Autant de questions éminemment éthiques entrent en jeu dès lors que l’on s’intéresse à l’IA puisque celle-ci promet de tout chambouler. « En tant que représentant l’industrie de la Tech aux États-Unis, je pense que notre position n’est pas de s’opposer à la législation d’un gouvernement », explique Gary Shapiro.

« On en a besoin pour savoir ce qui est légal et ce qui n’est pas légal, afin que les garde-fous soient en place ». Entre les lignes, on peut donc comprendre que, aux yeux de Gary Shapiro et contrairement à ce que l’on peut parfois entendre du côté de certaines entreprises, le fait que l’État mette le nez dedans n’est pas un frein à l’innovation. Il insiste toutefois sur l’importance de trouver un bon équilibre.

Ne pas réserver l’IA aux grosses entreprises

« Ce qui me préoccupe, c’est que si l’on se précipite et que l’on établit des règles générales qui s’appliquent à tout, on risque d’étouffer des innovations majeures », confie Gary Shapiro.

Je pense donc que nous avons besoin de la coopération des pouvoirs publics et de trouver l’équilibre entre la possibilité d’innover et la nécessité de ne pas réserver l’IA aux plus grandes entreprises qui peuvent se permettre de répondre à toutes les exigences des pouvoirs publics. Il faut également permettre aux startups de se lancer, car l’IA permettra de créer de nouvelles entreprises.

Un discours assez logique pour le patron du salon Tech le plus important au monde. Au CES 2024, comme aux éditions précédentes, le nombre de startups cherchant à se faire connaître sera forcément gigantesque.

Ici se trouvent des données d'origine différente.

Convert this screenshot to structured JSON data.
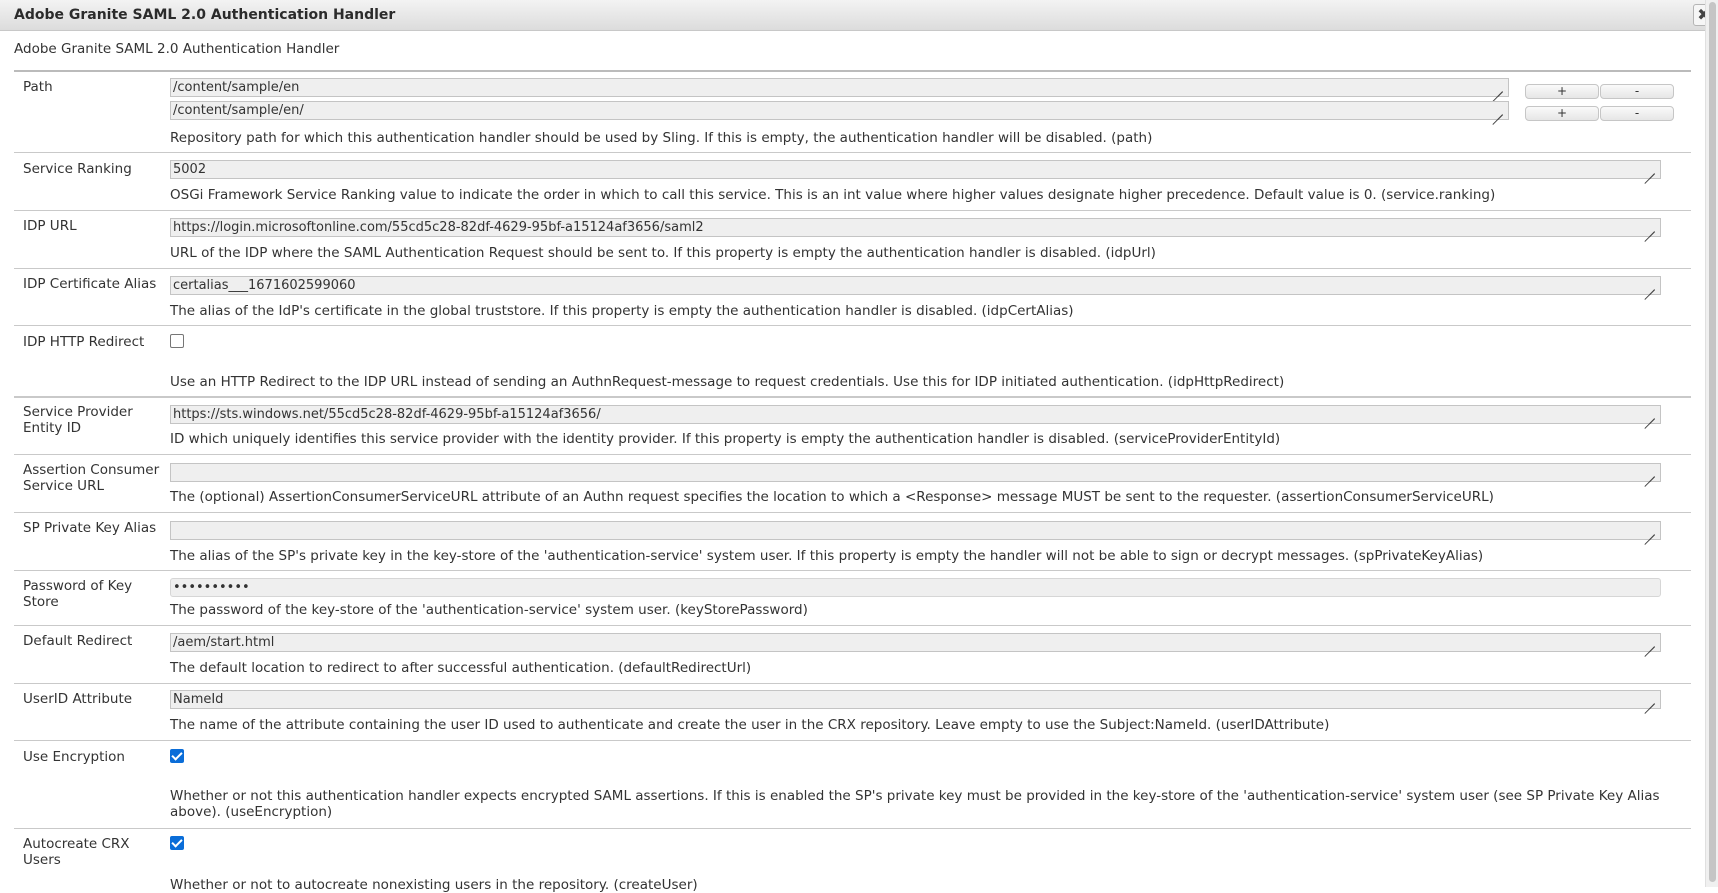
{
  "dialog": {
    "title": "Adobe Granite SAML 2.0 Authentication Handler",
    "close_label": "✖"
  },
  "form": {
    "heading": "Adobe Granite SAML 2.0 Authentication Handler",
    "path": {
      "label": "Path",
      "values": [
        "/content/sample/en",
        "/content/sample/en/"
      ],
      "add_label": "+",
      "remove_label": "-",
      "description": "Repository path for which this authentication handler should be used by Sling. If this is empty, the authentication handler will be disabled. (path)"
    },
    "service_ranking": {
      "label": "Service Ranking",
      "value": "5002",
      "description": "OSGi Framework Service Ranking value to indicate the order in which to call this service. This is an int value where higher values designate higher precedence. Default value is 0. (service.ranking)"
    },
    "idp_url": {
      "label": "IDP URL",
      "value": "https://login.microsoftonline.com/55cd5c28-82df-4629-95bf-a15124af3656/saml2",
      "description": "URL of the IDP where the SAML Authentication Request should be sent to. If this property is empty the authentication handler is disabled. (idpUrl)"
    },
    "idp_cert_alias": {
      "label": "IDP Certificate Alias",
      "value": "certalias___1671602599060",
      "description": "The alias of the IdP's certificate in the global truststore. If this property is empty the authentication handler is disabled. (idpCertAlias)"
    },
    "idp_http_redirect": {
      "label": "IDP HTTP Redirect",
      "checked": false,
      "description": "Use an HTTP Redirect to the IDP URL instead of sending an AuthnRequest-message to request credentials. Use this for IDP initiated authentication. (idpHttpRedirect)"
    },
    "sp_entity_id": {
      "label": "Service Provider Entity ID",
      "value": "https://sts.windows.net/55cd5c28-82df-4629-95bf-a15124af3656/",
      "description": "ID which uniquely identifies this service provider with the identity provider. If this property is empty the authentication handler is disabled. (serviceProviderEntityId)"
    },
    "acs_url": {
      "label": "Assertion Consumer Service URL",
      "value": "",
      "description": "The (optional) AssertionConsumerServiceURL attribute of an Authn request specifies the location to which a <Response> message MUST be sent to the requester. (assertionConsumerServiceURL)"
    },
    "sp_private_key_alias": {
      "label": "SP Private Key Alias",
      "value": "",
      "description": "The alias of the SP's private key in the key-store of the 'authentication-service' system user. If this property is empty the handler will not be able to sign or decrypt messages. (spPrivateKeyAlias)"
    },
    "key_store_password": {
      "label": "Password of Key Store",
      "value": "••••••••••",
      "description": "The password of the key-store of the 'authentication-service' system user. (keyStorePassword)"
    },
    "default_redirect": {
      "label": "Default Redirect",
      "value": "/aem/start.html",
      "description": "The default location to redirect to after successful authentication. (defaultRedirectUrl)"
    },
    "userid_attribute": {
      "label": "UserID Attribute",
      "value": "NameId",
      "description": "The name of the attribute containing the user ID used to authenticate and create the user in the CRX repository. Leave empty to use the Subject:NameId. (userIDAttribute)"
    },
    "use_encryption": {
      "label": "Use Encryption",
      "checked": true,
      "description": "Whether or not this authentication handler expects encrypted SAML assertions. If this is enabled the SP's private key must be provided in the key-store of the 'authentication-service' system user (see SP Private Key Alias above). (useEncryption)"
    },
    "autocreate_users": {
      "label": "Autocreate CRX Users",
      "checked": true,
      "description": "Whether or not to autocreate nonexisting users in the repository. (createUser)"
    }
  }
}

Notre interlocuteur a tout intérêt à leur montrer son soutien. « Nous sommes une plateforme qui permet aux innovateurs de rencontrer des investisseurs et des journalistes, des partenaires potentiels, des distributeurs », indique-t-il d’ailleurs.

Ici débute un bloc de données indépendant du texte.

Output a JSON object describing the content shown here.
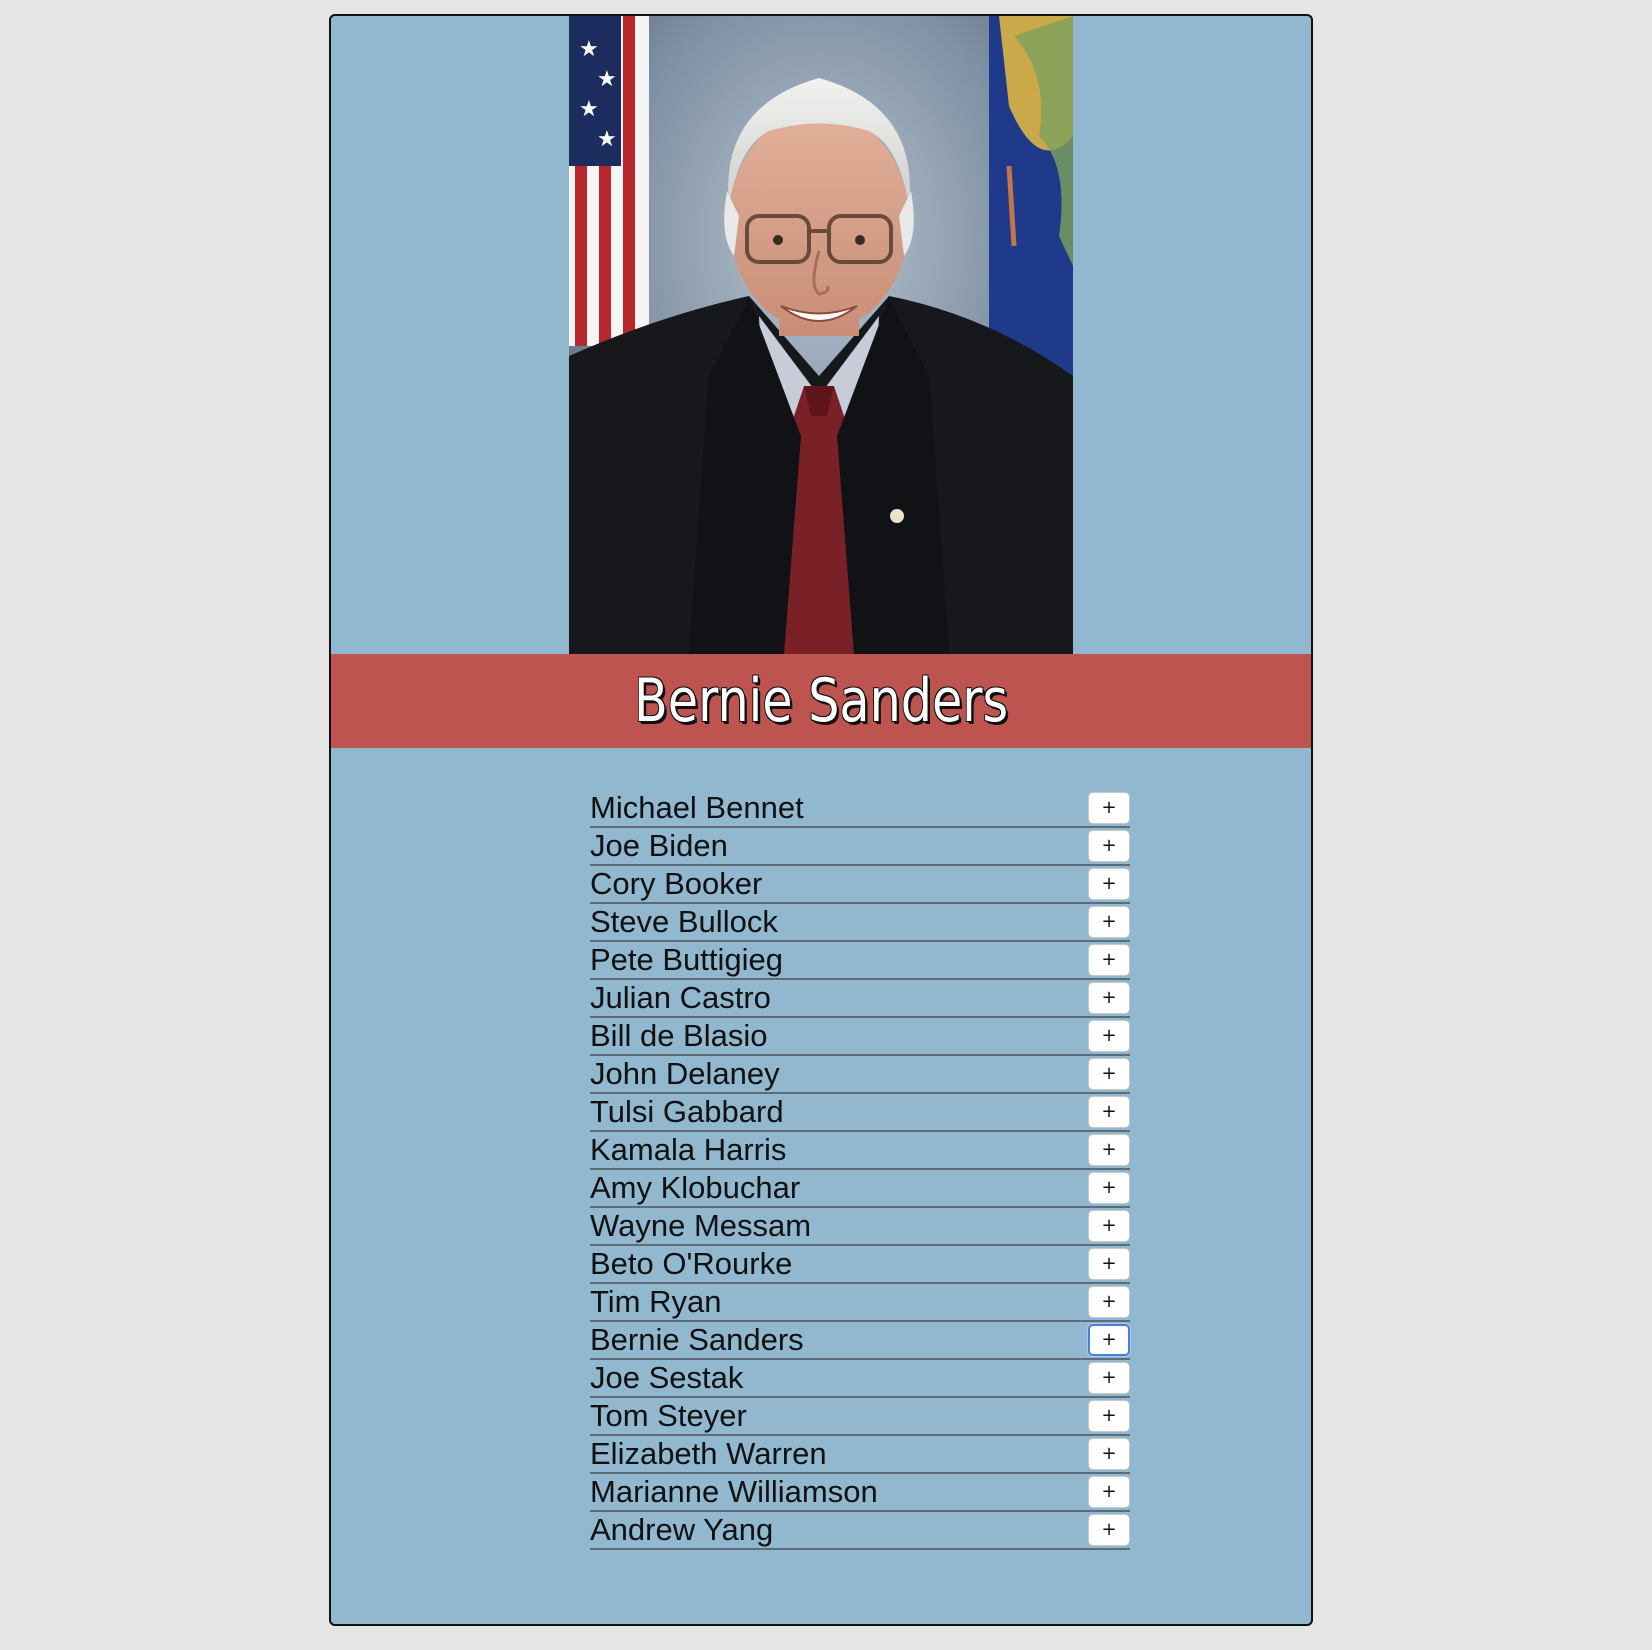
{
  "selected_candidate": {
    "name": "Bernie Sanders",
    "photo_label": "portrait"
  },
  "add_button_label": "+",
  "focused_row_index": 14,
  "colors": {
    "page_background": "#e5e5e5",
    "card_background": "#91b8cf",
    "banner_background": "#bd5450",
    "button_focus": "#4a7fd6"
  },
  "candidates": [
    {
      "name": "Michael Bennet"
    },
    {
      "name": "Joe Biden"
    },
    {
      "name": "Cory Booker"
    },
    {
      "name": "Steve Bullock"
    },
    {
      "name": "Pete Buttigieg"
    },
    {
      "name": "Julian Castro"
    },
    {
      "name": "Bill de Blasio"
    },
    {
      "name": "John Delaney"
    },
    {
      "name": "Tulsi Gabbard"
    },
    {
      "name": "Kamala Harris"
    },
    {
      "name": "Amy Klobuchar"
    },
    {
      "name": "Wayne Messam"
    },
    {
      "name": "Beto O'Rourke"
    },
    {
      "name": "Tim Ryan"
    },
    {
      "name": "Bernie Sanders"
    },
    {
      "name": "Joe Sestak"
    },
    {
      "name": "Tom Steyer"
    },
    {
      "name": "Elizabeth Warren"
    },
    {
      "name": "Marianne Williamson"
    },
    {
      "name": "Andrew Yang"
    }
  ]
}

Il va ainsi jusqu’à affirmer qu’une volonté trop zélée de réguler l’intelligence artificielle par conservatisme est « une recette pour un désastre économique ».

Innover pour tout régler ?

Cette conversation avec Gary Shapiro permet de mettre le doigt sur une épineuse question qui n’a pas fini de faire débat : l’innovation technologique est-elle forcément une réponse à tous les soucis ? Le patron du CES, avec plusieurs nuances évidemment, aura tendance à vous répondre que oui.

Il estime, par exemple, que l’IA peut apporter beaucoup dans le domaine médical et pallier le manque de personnel dans les hôpitaux. Il tient le même genre de discours sur les améliorations que permettrait l’intelligence artificielle, sur les initiatives visant à réduire l’impact environnemental des entreprises ou de certains secteurs d’activités.

Deux IA, représentées par des robots, s’affrontent // Source : Image créée par Frandroid avec Midjourney

Beaucoup d’optimisme donc que d’aucuns ne partageront pas, notamment au sujet de l’intelligence artificielle qui suscite des craintes légitimes auprès de certains travailleurs et travailleuses. En témoignent les manifestations des scénaristes à Hollywood où, entre autres revendications professionnelles, la menace de l’IA sur la préservation de certains emplois était un enjeu important.

Gary Shapiro et le CES 2024 auront à cœur de montrer ce que les nouvelles technologies et l’IA peuvent apporter pour améliorer les conditions de vie et de travail. On espère y découvrir pléthores de solutions pertinentes.